Adrian C.H. Lai, S.N. Chan, J.W. Er, A.W.K. Law, Eric Adams
Wednesday 1 july 2015
12:00 - 12:15h at Antarctica (level 0)
Themes: (T) Special session, (ST) Marine outfall system
Parallel session: 9D. Special Session: Marine Outfall System
Spreading rate is an important parameter in predicting the particle plume mixing characteristics. Different from a single-phase plume in which its spreading rate is a constant, the spreading of particle plume varies with a number of dependent variables. In this study, we performed gravity-driven particle plume experiments in quiescent ambient to study the effects of particle size on the plume spreading rate. A particle plume was generated by releasing particles of density 2500 kg/m3 by gravity from a submerged hourglass in a water tank; particle size ranged 0.120 mm – 0.725 mm.
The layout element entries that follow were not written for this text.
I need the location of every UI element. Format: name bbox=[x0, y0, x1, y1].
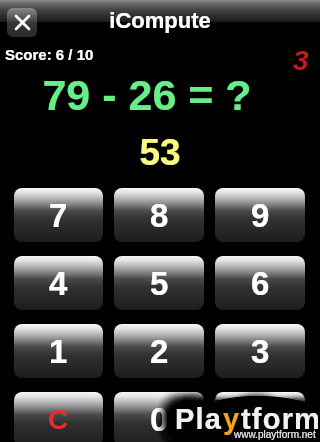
staticText: tform bbox=[240, 401, 320, 433]
staticText: Pla bbox=[174, 404, 222, 436]
staticText: 79 - 26 = ? bbox=[0, 71, 307, 119]
staticText: y bbox=[224, 403, 242, 435]
staticText: y bbox=[225, 404, 243, 436]
staticText: y bbox=[224, 402, 242, 434]
staticText: Pla bbox=[177, 402, 225, 434]
staticText: Pla bbox=[177, 404, 225, 436]
button[interactable]: 6 bbox=[215, 256, 305, 310]
button[interactable]: = bbox=[215, 392, 305, 442]
staticText: y bbox=[221, 405, 239, 437]
staticText: 5 bbox=[150, 265, 169, 302]
staticText: 8 bbox=[150, 197, 169, 234]
staticText: tform bbox=[241, 406, 320, 438]
staticText: y bbox=[223, 403, 241, 435]
button[interactable]: 7 bbox=[14, 188, 103, 242]
staticText: tform bbox=[242, 401, 320, 433]
staticText: y bbox=[223, 405, 241, 437]
staticText: Pla bbox=[173, 404, 221, 436]
staticText: Pla bbox=[176, 403, 224, 435]
button[interactable]: 5 bbox=[114, 256, 204, 310]
staticText: Pla bbox=[174, 403, 222, 435]
staticText: y bbox=[222, 405, 240, 437]
staticText: tform bbox=[240, 404, 320, 436]
staticText: Pla bbox=[177, 401, 225, 433]
staticText: y bbox=[221, 401, 239, 433]
staticText: tform bbox=[244, 403, 320, 435]
staticText: Pla bbox=[175, 402, 223, 434]
staticText: Pla bbox=[174, 401, 222, 433]
staticText: y bbox=[222, 404, 240, 436]
staticText: y bbox=[225, 401, 243, 433]
staticText: Pla bbox=[175, 400, 223, 432]
staticText: tform bbox=[241, 403, 320, 435]
staticText: tform bbox=[241, 401, 320, 433]
staticText: tform bbox=[240, 405, 320, 437]
staticText: tform bbox=[239, 403, 320, 435]
staticText: Pla bbox=[175, 401, 223, 433]
staticText: y bbox=[223, 403, 241, 435]
staticText: Pla bbox=[175, 404, 223, 436]
staticText: y bbox=[224, 405, 242, 437]
staticText: Pla bbox=[173, 405, 221, 437]
staticText: Pla bbox=[173, 401, 221, 433]
staticText: 2 bbox=[150, 333, 169, 370]
staticText: tform bbox=[239, 404, 320, 436]
staticText: 6 bbox=[251, 265, 270, 302]
staticText: y bbox=[222, 403, 240, 435]
staticText: 3 bbox=[293, 45, 309, 76]
staticText: 4 bbox=[49, 265, 68, 302]
staticText: 1 bbox=[49, 333, 68, 370]
staticText: Pla bbox=[175, 403, 223, 435]
button[interactable]: 2 bbox=[114, 324, 204, 378]
staticText: Pla bbox=[173, 402, 221, 434]
button[interactable]: C bbox=[14, 392, 103, 442]
staticText: tform bbox=[243, 401, 320, 433]
staticText: C bbox=[48, 404, 69, 435]
staticText: 0 bbox=[150, 401, 169, 438]
staticText: y bbox=[225, 402, 243, 434]
staticText: Pla bbox=[173, 403, 221, 435]
button[interactable]: 3 bbox=[215, 324, 305, 378]
staticText: y bbox=[221, 404, 239, 436]
staticText: Pla bbox=[176, 402, 224, 434]
staticText: tform bbox=[243, 404, 320, 436]
staticText: tform bbox=[241, 400, 320, 432]
staticText: = bbox=[250, 401, 270, 438]
staticText: y bbox=[226, 403, 244, 435]
staticText: Pla bbox=[176, 401, 224, 433]
staticText: y bbox=[221, 403, 239, 435]
staticText: y bbox=[225, 403, 243, 435]
staticText: tform bbox=[241, 403, 320, 435]
staticText: tform bbox=[240, 402, 320, 434]
staticText: Pla bbox=[172, 403, 220, 435]
staticText: y bbox=[223, 401, 241, 433]
staticText: Pla bbox=[175, 406, 223, 438]
button[interactable]: 1 bbox=[14, 324, 103, 378]
staticText: tform bbox=[243, 402, 320, 434]
staticText: tform bbox=[242, 405, 320, 437]
button[interactable]: 0 bbox=[114, 392, 204, 442]
staticText: Pla bbox=[175, 403, 223, 435]
staticText: y bbox=[225, 405, 243, 437]
staticText: tform bbox=[239, 401, 320, 433]
staticText: Pla bbox=[178, 403, 226, 435]
button[interactable]: 4 bbox=[14, 256, 103, 310]
staticText: tform bbox=[243, 403, 320, 435]
staticText: www.playtform.net bbox=[234, 429, 316, 440]
staticText: Pla bbox=[176, 404, 224, 436]
staticText: Pla bbox=[176, 405, 224, 437]
staticText: tform bbox=[242, 403, 320, 435]
staticText: tform bbox=[242, 404, 320, 436]
button[interactable]: Close bbox=[7, 8, 37, 37]
staticText: 53 bbox=[0, 132, 320, 173]
staticText: 7 bbox=[49, 197, 68, 234]
staticText: iCompute bbox=[0, 8, 320, 33]
button[interactable]: 8 bbox=[114, 188, 204, 242]
staticText: y bbox=[223, 406, 241, 438]
staticText: tform bbox=[240, 403, 320, 435]
staticText: 9 bbox=[251, 197, 270, 234]
staticText: tform bbox=[239, 402, 320, 434]
button[interactable]: 9 bbox=[215, 188, 305, 242]
staticText: tform bbox=[241, 402, 320, 434]
staticText: tform bbox=[242, 402, 320, 434]
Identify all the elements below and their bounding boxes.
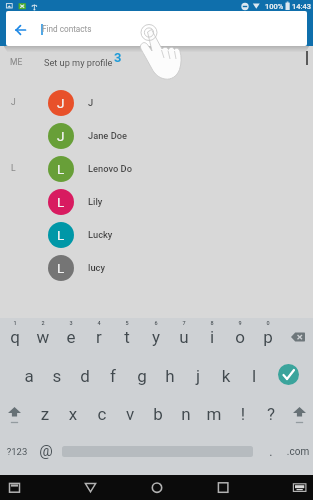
staticText: b [144, 404, 172, 424]
button[interactable]: Shift [285, 398, 313, 436]
button[interactable]: ! [229, 398, 257, 436]
staticText: 100% [265, 2, 284, 11]
staticText: c [88, 404, 116, 424]
button[interactable]: J [0, 86, 313, 119]
button[interactable]: 7 [170, 318, 198, 359]
staticText: 1 [1, 320, 29, 326]
staticText: ? [257, 404, 285, 424]
staticText: 3 [114, 50, 122, 65]
staticText: L [11, 163, 16, 173]
button[interactable]: x [59, 398, 87, 436]
staticText: p [254, 327, 282, 347]
staticText: y [142, 327, 170, 347]
staticText: L [57, 161, 65, 177]
button[interactable]: Back [77, 475, 105, 500]
button[interactable]: f [99, 359, 127, 398]
button[interactable]: Home [143, 475, 171, 500]
button[interactable]: a [15, 359, 43, 398]
staticText: ME [10, 57, 23, 67]
button[interactable]: k [212, 359, 240, 398]
staticText: k [212, 366, 240, 386]
button[interactable]: l [240, 359, 268, 398]
button[interactable]: .com [283, 436, 313, 472]
button[interactable]: v [116, 398, 144, 436]
staticText: L [57, 227, 65, 243]
staticText: 2 [29, 320, 57, 326]
staticText: .com [283, 446, 313, 458]
staticText: ! [229, 404, 257, 424]
button[interactable]: 9 [226, 318, 254, 359]
button[interactable]: . [258, 436, 284, 472]
staticText: ?123 [0, 446, 38, 457]
button[interactable]: 5 [113, 318, 141, 359]
button[interactable]: J [0, 119, 313, 152]
button[interactable]: Backspace [285, 318, 313, 359]
staticText: r [85, 327, 113, 347]
button[interactable]: 4 [85, 318, 113, 359]
button[interactable]: b [144, 398, 172, 436]
button[interactable]: L [0, 185, 313, 218]
staticText: f [99, 366, 127, 386]
button[interactable]: Find contacts [6, 11, 307, 46]
staticText: l [240, 366, 268, 386]
staticText: w [29, 327, 57, 347]
staticText: 9 [226, 320, 254, 326]
staticText: Lenovo Do [88, 163, 132, 174]
button[interactable]: s [43, 359, 71, 398]
button[interactable]: L [0, 251, 313, 284]
button[interactable]: 8 [198, 318, 226, 359]
staticText: L [57, 194, 65, 210]
staticText: m [200, 404, 228, 424]
button[interactable]: Keyboard [285, 475, 313, 500]
staticText: 6 [142, 320, 170, 326]
staticText: s [43, 366, 71, 386]
button[interactable]: Enter [275, 359, 303, 398]
staticText: 0 [254, 320, 282, 326]
staticText: @ [32, 442, 60, 460]
button[interactable]: d [71, 359, 99, 398]
staticText: 14:43 [292, 2, 312, 11]
button[interactable]: ? [257, 398, 285, 436]
staticText: 8 [198, 320, 226, 326]
button[interactable]: ME [0, 51, 313, 76]
button[interactable]: 1 [1, 318, 29, 359]
button[interactable]: c [88, 398, 116, 436]
staticText: 4 [85, 320, 113, 326]
staticText: v [116, 404, 144, 424]
button[interactable]: Shift [0, 398, 28, 436]
staticText: 5 [113, 320, 141, 326]
button[interactable]: 2 [29, 318, 57, 359]
button[interactable]: Screenshot [2, 475, 30, 500]
button[interactable]: @ [32, 436, 60, 472]
staticText: z [31, 404, 59, 424]
button[interactable]: Recents [209, 475, 237, 500]
staticText: Set up my profile [44, 57, 113, 68]
staticText: 7 [170, 320, 198, 326]
staticText: J [88, 97, 94, 108]
staticText: i [198, 327, 226, 347]
button[interactable]: L [0, 218, 313, 251]
staticText: L [57, 260, 65, 276]
button[interactable]: 0 [254, 318, 282, 359]
button[interactable]: 6 [142, 318, 170, 359]
staticText: t [113, 327, 141, 347]
button[interactable]: 3 [57, 318, 85, 359]
button[interactable]: ?123 [0, 436, 42, 472]
button[interactable]: j [184, 359, 212, 398]
staticText: Find contacts [42, 24, 92, 34]
button[interactable]: z [31, 398, 59, 436]
staticText: q [1, 327, 29, 347]
staticText: g [128, 366, 156, 386]
button[interactable]: L [0, 152, 313, 185]
staticText: Lily [88, 196, 103, 207]
staticText: e [57, 327, 85, 347]
button[interactable]: h [156, 359, 184, 398]
staticText: Jane Doe [88, 130, 128, 141]
staticText: . [258, 444, 284, 459]
staticText: n [172, 404, 200, 424]
staticText: J [11, 97, 16, 107]
button[interactable]: g [128, 359, 156, 398]
button[interactable]: m [200, 398, 228, 436]
button[interactable]: n [172, 398, 200, 436]
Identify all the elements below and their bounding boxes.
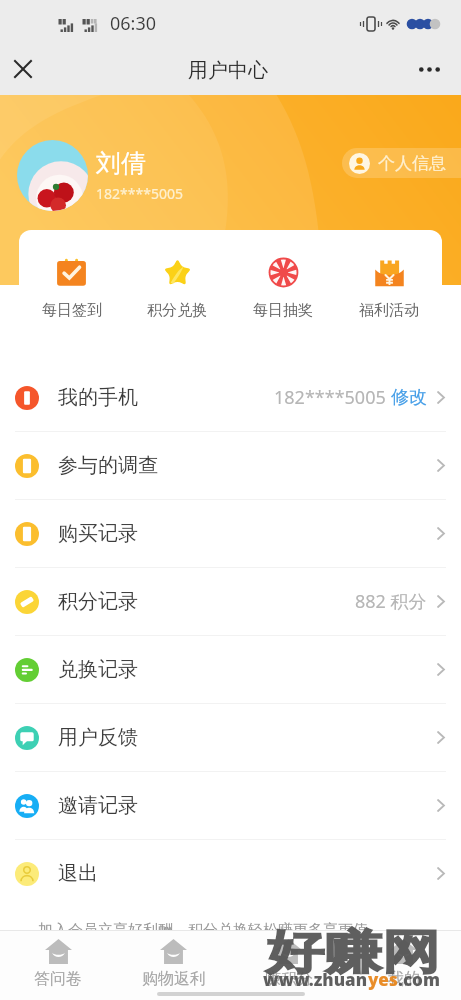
staticText: 福利活动	[359, 301, 419, 320]
button[interactable]: 积分记录	[0, 568, 461, 635]
staticText: 刘倩	[96, 148, 146, 179]
button[interactable]: 用户反馈	[0, 704, 461, 771]
staticText: 购物返利	[142, 969, 206, 988]
staticText: 积分兑换	[147, 301, 207, 320]
button[interactable]: 退出	[0, 840, 461, 907]
staticText: 答问卷	[34, 969, 82, 988]
staticText: 参与的调查	[58, 453, 158, 478]
staticText: 修改	[391, 386, 427, 409]
staticText: 182****5005	[274, 385, 386, 410]
button[interactable]: 我的	[346, 931, 461, 988]
button[interactable]: 购买记录	[0, 500, 461, 567]
button[interactable]: 个人信息	[342, 148, 461, 178]
button[interactable]: 参与的调查	[0, 432, 461, 499]
staticText: yes	[368, 968, 398, 991]
staticText: 06:30	[110, 11, 157, 36]
staticText: 加入会员立享好利酬，积分兑换轻松赚更多享更值	[38, 921, 368, 940]
button[interactable]: 答问卷	[0, 931, 116, 988]
button[interactable]: 福利活动	[336, 230, 442, 343]
button[interactable]: More options	[414, 54, 444, 84]
staticText: www.zhuan	[263, 968, 368, 991]
staticText: 兑换记录	[58, 657, 138, 682]
staticText: 好赚网	[266, 923, 440, 982]
staticText: 用户中心	[188, 58, 268, 83]
staticText: 个人信息	[378, 153, 446, 174]
button[interactable]: 每日签到	[19, 230, 124, 343]
staticText: 购买记录	[58, 521, 138, 546]
button[interactable]: 兑换记录	[0, 636, 461, 703]
staticText: 邀请记录	[58, 793, 138, 818]
button[interactable]: 每日抽奖	[230, 230, 336, 343]
button[interactable]: 积分兑换	[124, 230, 230, 343]
button[interactable]: 赚积分	[231, 931, 346, 988]
staticText: 赚积分	[265, 969, 313, 988]
staticText: 882 积分	[355, 589, 427, 614]
staticText: 每日签到	[42, 301, 102, 320]
staticText: .com	[398, 968, 440, 991]
staticText: 182****5005	[96, 184, 183, 203]
button[interactable]: 邀请记录	[0, 772, 461, 839]
staticText: 我的手机	[58, 385, 138, 410]
staticText: 用户反馈	[58, 725, 138, 750]
staticText: 每日抽奖	[253, 301, 313, 320]
button[interactable]: Close	[8, 54, 38, 84]
button[interactable]: 购物返利	[116, 931, 231, 988]
staticText: 我的	[388, 969, 420, 988]
staticText: 积分记录	[58, 589, 138, 614]
button[interactable]: 我的手机	[0, 364, 461, 431]
staticText: 退出	[58, 861, 98, 886]
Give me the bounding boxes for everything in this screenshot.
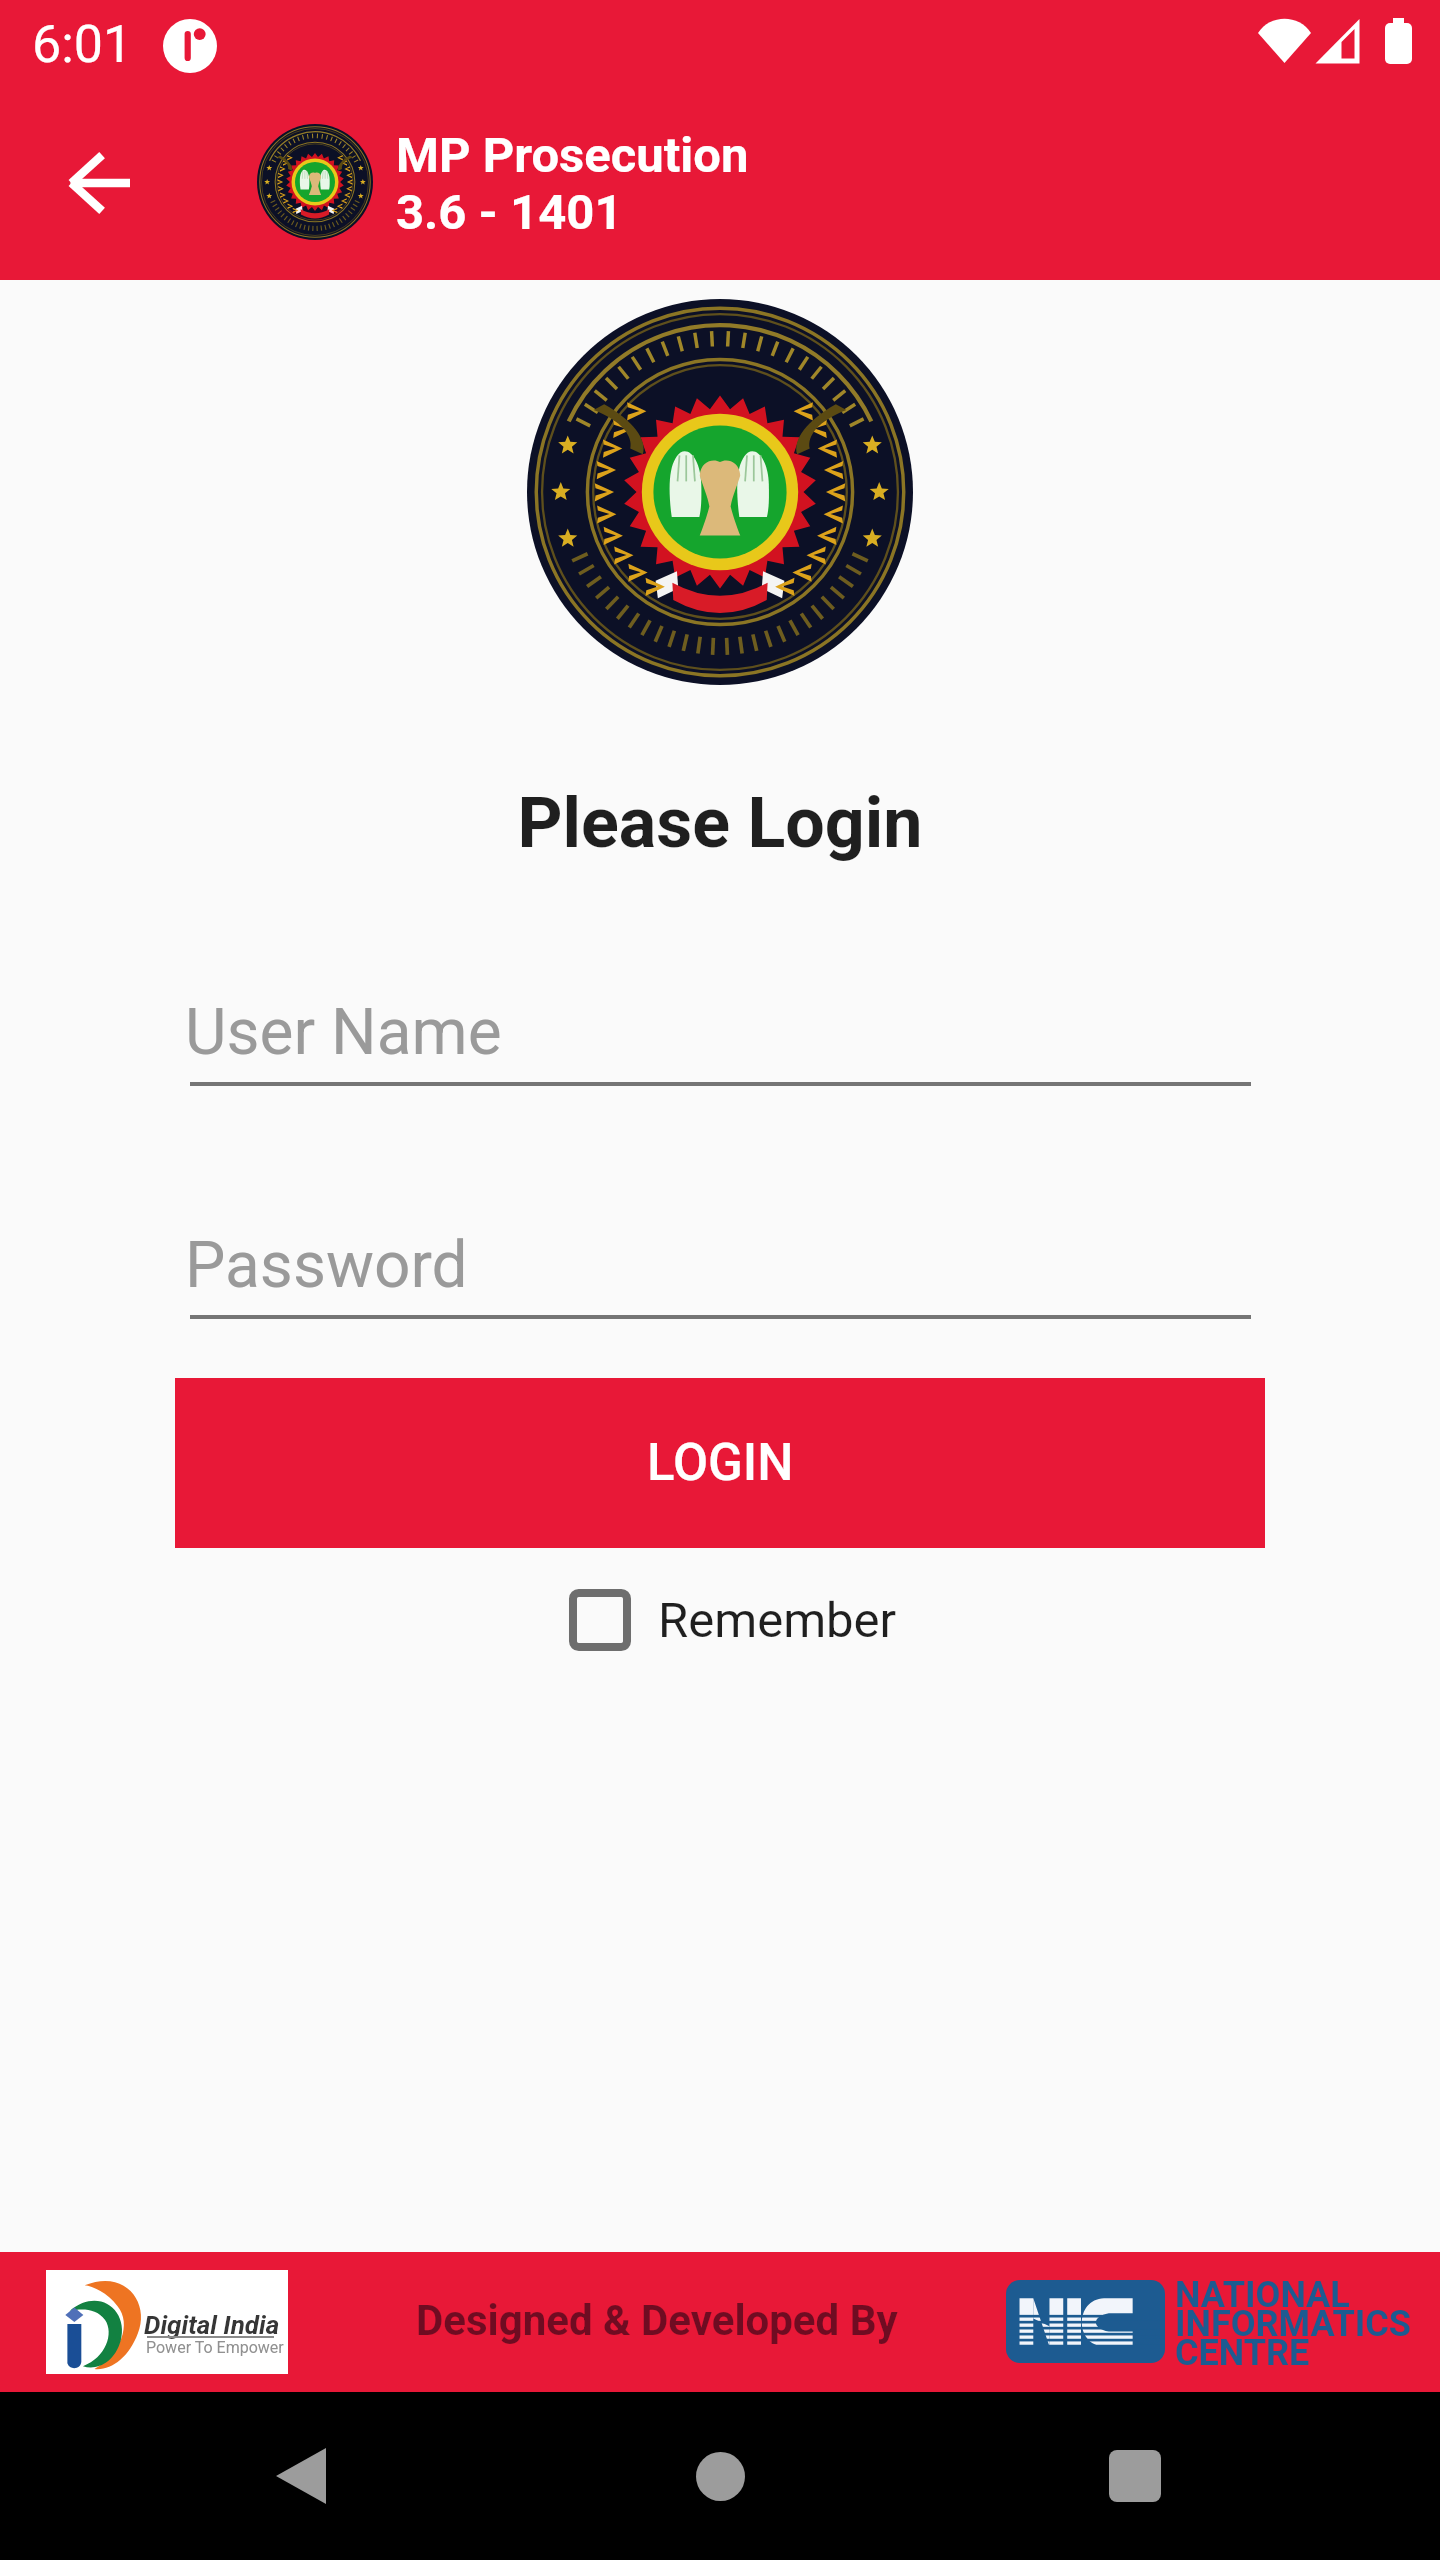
staticText: 6:01: [32, 14, 133, 75]
button[interactable]: Recent apps: [1015, 2392, 1255, 2560]
staticText: User Name: [185, 995, 502, 1070]
staticText: Remember: [658, 1592, 897, 1649]
staticText: Digital India: [144, 2310, 280, 2340]
staticText: 3.6 - 1401: [396, 184, 623, 241]
staticText: LOGIN: [647, 1433, 794, 1493]
button[interactable]: Back: [181, 2392, 421, 2560]
button[interactable]: Remember: [568, 1588, 897, 1652]
button[interactable]: LOGIN: [175, 1378, 1265, 1548]
button[interactable]: Navigate up: [34, 110, 164, 255]
staticText: NATIONAL INFORMATICS CENTRE: [1175, 2274, 1411, 2373]
staticText: Power To Empower: [146, 2338, 284, 2357]
staticText: Designed & Developed By: [416, 2296, 898, 2345]
staticText: Please Login: [0, 782, 1440, 864]
staticText: Password: [185, 1228, 468, 1303]
button[interactable]: Home: [600, 2392, 840, 2560]
staticText: MP Prosecution: [396, 127, 749, 184]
The resulting plume spreading rate was measured and found to be significantly dependent on particle size. To predict the spreading rate, a two-phase integral model is proposed using a new spreading hypothesis accounting for the particle settling velocity; coupling between the solid and fluid phase is achieved by considering the drag forces acting on the particles by the fluid. The model predictions were in good agreement with observation, suggesting the key physics of this complicated flow has been well captured.